Meeting the Santa Ana Wind
By Robert Mariner, East Sierra Branch
At dusk, two days under sail out of Oakland, California, we still had some hours to go before rounding Point Concepción, near Santa Barbara. Winds had been light to moderate, but steady, so we’d shut down the engine shortly after clearing Potatopatch Shoal outside the Golden Gate.
At 116 feet in length and displacing 170 tons, the ketch-rigged boat could carry 5,000 square feet of plain sail, and was capable of speeds well above 25 knots – almost 29 miles per hour – in good strong winds under full sail (two jibs, main, mizzen staysail and mizzen.) But we hadn’t found any such winds on this trip, and as the last glow of evening faded from the western horizon, the wind gradually fell to nothing, so the big propulsion engine rumbled into life. Soon a trail of greenish phosphorescence from disturbed plankton stretched far behind us, marking our wake as we continued on our way.
Shortly after midnight about a dozen glowing, greenish comet-shapes sped through the water to play about our bow. These were Pacific bottlenose dolphin, always a wonderful sight, especially at night. Their motion through the water disturbed the plankton, which responded by momentarily giving off their pale light. The dolphins stayed with us for only 15 minutes before accelerating and veering off towards the coast to our left. We were doing about 12 knots, apparently not fast enough for them to find us any fun to play with.
Finally turning generally eastward to run through the Santa Barbara Channel, we began to get a bit of a breeze. This was the Santa Ana wind coming off the land, hot and dry. That wind slowly gathered strength; after a while we shut down the engine, though running a generator to power our radar; the Channel was crowded with shipping and private boats, and we wanted to avoid any collision.

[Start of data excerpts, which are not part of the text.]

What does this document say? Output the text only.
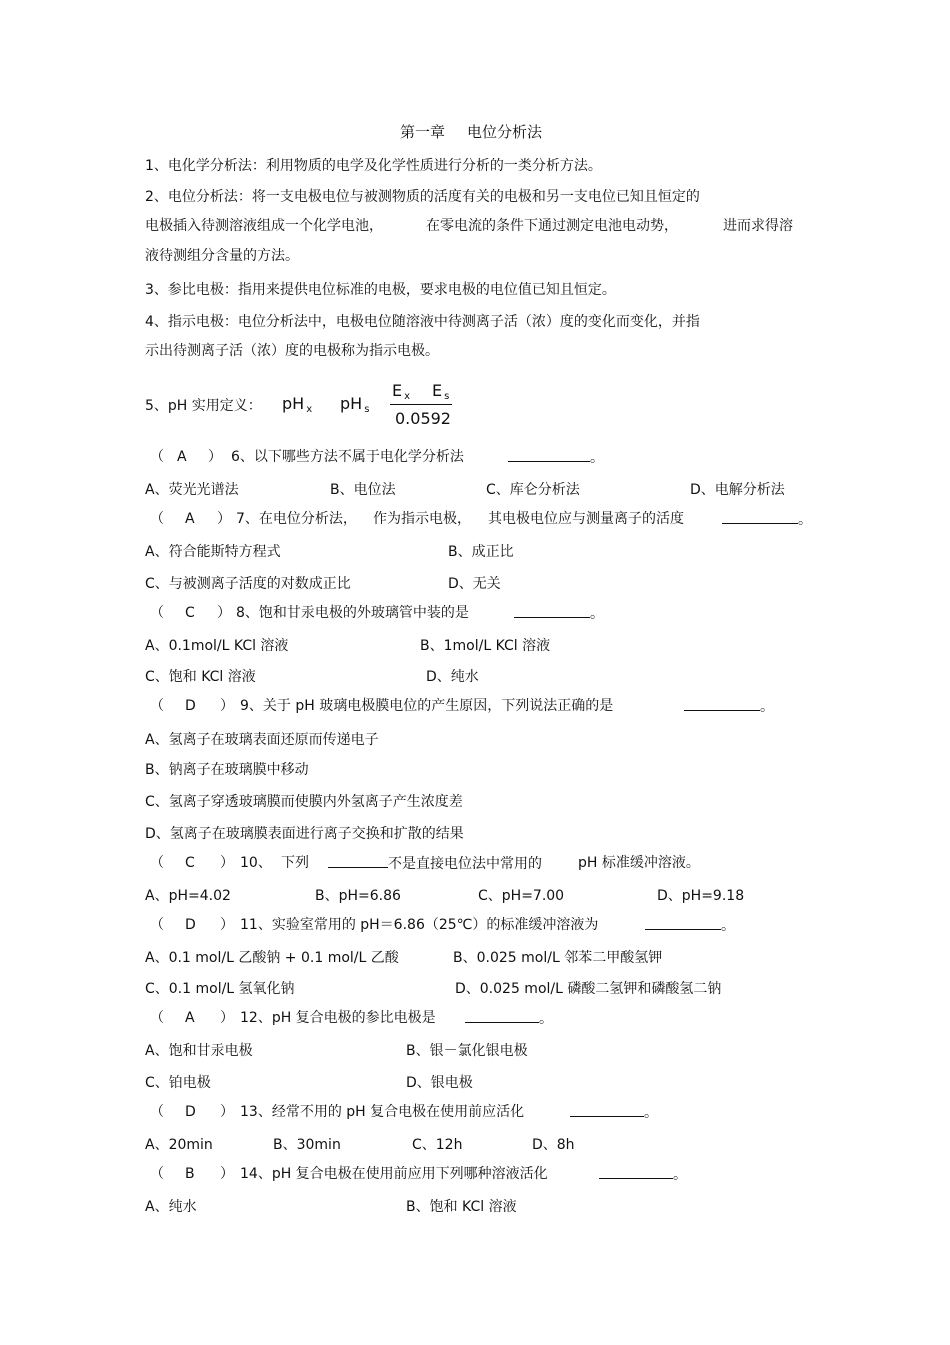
第一章 电位分析法
1、电化学分析法：利用物质的电学及化学性质进行分析的一类分析方法。
2、电位分析法：将一支电极电位与被测物质的活度有关的电极和另一支电位已知且恒定的
电极插入待测溶液组成一个化学电池，	在零电流的条件下通过测定电池电动势，	进而求得溶
液待测组分含量的方法。
3、参比电极：指用来提供电位标准的电极，要求电极的电位值已知且恒定。
4、指示电极：电位分析法中，电极电位随溶液中待测离子活（浓）度的变化而变化，并指
示出待测离子活（浓）度的电极称为指示电极。
5、pH 实用定义： pH x pH s
Ex Es
0.0592
（ A ） 6、以下哪些方法不属于电化学分析法	。
A、荧光光谱法	B、电位法	C、库仑分析法	D、电解分析法
（ A ） 7、在电位分析法， 作为指示电极， 其电极电位应与测量离子的活度	。
A、符合能斯特方程式	B、成正比
C、与被测离子活度的对数成正比	D、无关
（ C ） 8、饱和甘汞电极的外玻璃管中装的是	。
A、0.1mol/L KCl 溶液	B、1mol/L KCl 溶液
C、饱和 KCl 溶液	D、纯水
（ D ） 9、关于 pH 玻璃电极膜电位的产生原因，下列说法正确的是	。
A、氢离子在玻璃表面还原而传递电子
B、钠离子在玻璃膜中移动
C、氢离子穿透玻璃膜而使膜内外氢离子产生浓度差
D、氢离子在玻璃膜表面进行离子交换和扩散的结果
（ C ） 10、 下列	不是直接电位法中常用的	pH 标准缓冲溶液。
A、pH=4.02	B、pH=6.86	C、pH=7.00	D、pH=9.18
（ D ） 11、实验室常用的 pH＝6.86（25℃）的标准缓冲溶液为	。
A、0.1 mol/L 乙酸钠 + 0.1 mol/L 乙酸	B、0.025 mol/L 邻苯二甲酸氢钾
C、0.1 mol/L 氢氧化钠	D、0.025 mol/L 磷酸二氢钾和磷酸氢二钠
（ A ） 12、pH 复合电极的参比电极是	。
A、饱和甘汞电极	B、银－氯化银电极
C、铂电极	D、银电极
（ D ） 13、经常不用的 pH 复合电极在使用前应活化	。
A、20min	B、30min	C、12h	D、8h
（ B ） 14、pH 复合电极在使用前应用下列哪种溶液活化	。
A、纯水	B、饱和 KCl 溶液
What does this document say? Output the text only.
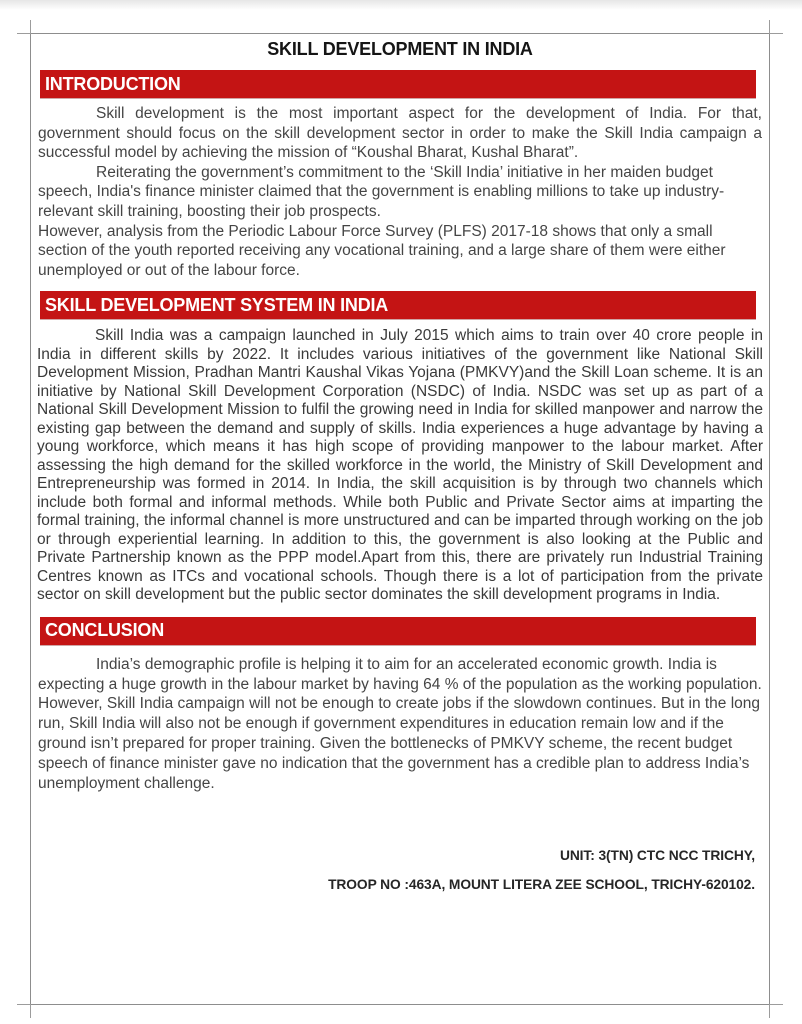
SKILL DEVELOPMENT IN INDIA
INTRODUCTION

Skill development is the most important aspect for the development of India. For that, government should focus on the skill development sector in order to make the Skill India campaign a successful model by achieving the mission of “Koushal Bharat, Kushal Bharat”.

Reiterating the government’s commitment to the ‘Skill India’ initiative in her maiden budget speech, India's finance minister claimed that the government is enabling millions to take up industry-relevant skill training, boosting their job prospects.

However, analysis from the Periodic Labour Force Survey (PLFS) 2017-18 shows that only a small section of the youth reported receiving any vocational training, and a large share of them were either unemployed or out of the labour force.

SKILL DEVELOPMENT SYSTEM IN INDIA

Skill India was a campaign launched in July 2015 which aims to train over 40 crore people in India in different skills by 2022. It includes various initiatives of the government like National Skill Development Mission, Pradhan Mantri Kaushal Vikas Yojana (PMKVY)and the Skill Loan scheme. It is an initiative by National Skill Development Corporation (NSDC) of India. NSDC was set up as part of a National Skill Development Mission to fulfil the growing need in India for skilled manpower and narrow the existing gap between the demand and supply of skills. India experiences a huge advantage by having a young workforce, which means it has high scope of providing manpower to the labour market. After assessing the high demand for the skilled workforce in the world, the Ministry of Skill Development and Entrepreneurship was formed in 2014. In India, the skill acquisition is by through two channels which include both formal and informal methods. While both Public and Private Sector aims at imparting the formal training, the informal channel is more unstructured and can be imparted through working on the job or through experiential learning. In addition to this, the government is also looking at the Public and Private Partnership known as the PPP model.Apart from this, there are privately run Industrial Training Centres known as ITCs and vocational schools. Though there is a lot of participation from the private sector on skill development but the public sector dominates the skill development programs in India.

CONCLUSION

India’s demographic profile is helping it to aim for an accelerated economic growth. India is expecting a huge growth in the labour market by having 64 % of the population as the working population. However, Skill India campaign will not be enough to create jobs if the slowdown continues. But in the long run, Skill India will also not be enough if government expenditures in education remain low and if the ground isn’t prepared for proper training. Given the bottlenecks of PMKVY scheme, the recent budget speech of finance minister gave no indication that the government has a credible plan to address India’s unemployment challenge.

UNIT: 3(TN) CTC NCC TRICHY,

TROOP NO :463A, MOUNT LITERA ZEE SCHOOL, TRICHY-620102.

The wind continued to rise, so we raised all our sail, the boat gathering speed until it was moving faster than the swells we had been chasing. And it kept on accelerating, heeling over to starboard at about 15-20 degrees while we kept trimming sail. (As a boat sails across the wind, the direction from which the wind seems to be coming moves forward as boat speed increases. This requires the sails be adjusted, or “trimmed,” to keep producing power to drive the boat. Racing boats can move faster than the wind this way.)
We lost track of time in the excitement, concentration and effort of keeping ourselves on course, avoiding other vessels, and keeping the sails trimmed for their maximum power. The entire crew was on deck, trimming sail, and laughing as the radio operators on some of the oil-drilling rigs began to chatter about that large radar blip moving at 32 knots through the Channel. One of our crewmembers answered their curiosity, “Oil rig _____, this is sailboat ________. Nice night for sailing.”
The eastern horizon had begun to glow with the coming dawn while we’d been busy sailing the boat. As the sun came up, casting a path of brilliant red-orange reflection upon the surface of the waters, we sailed across the sunrise on wings of the wind.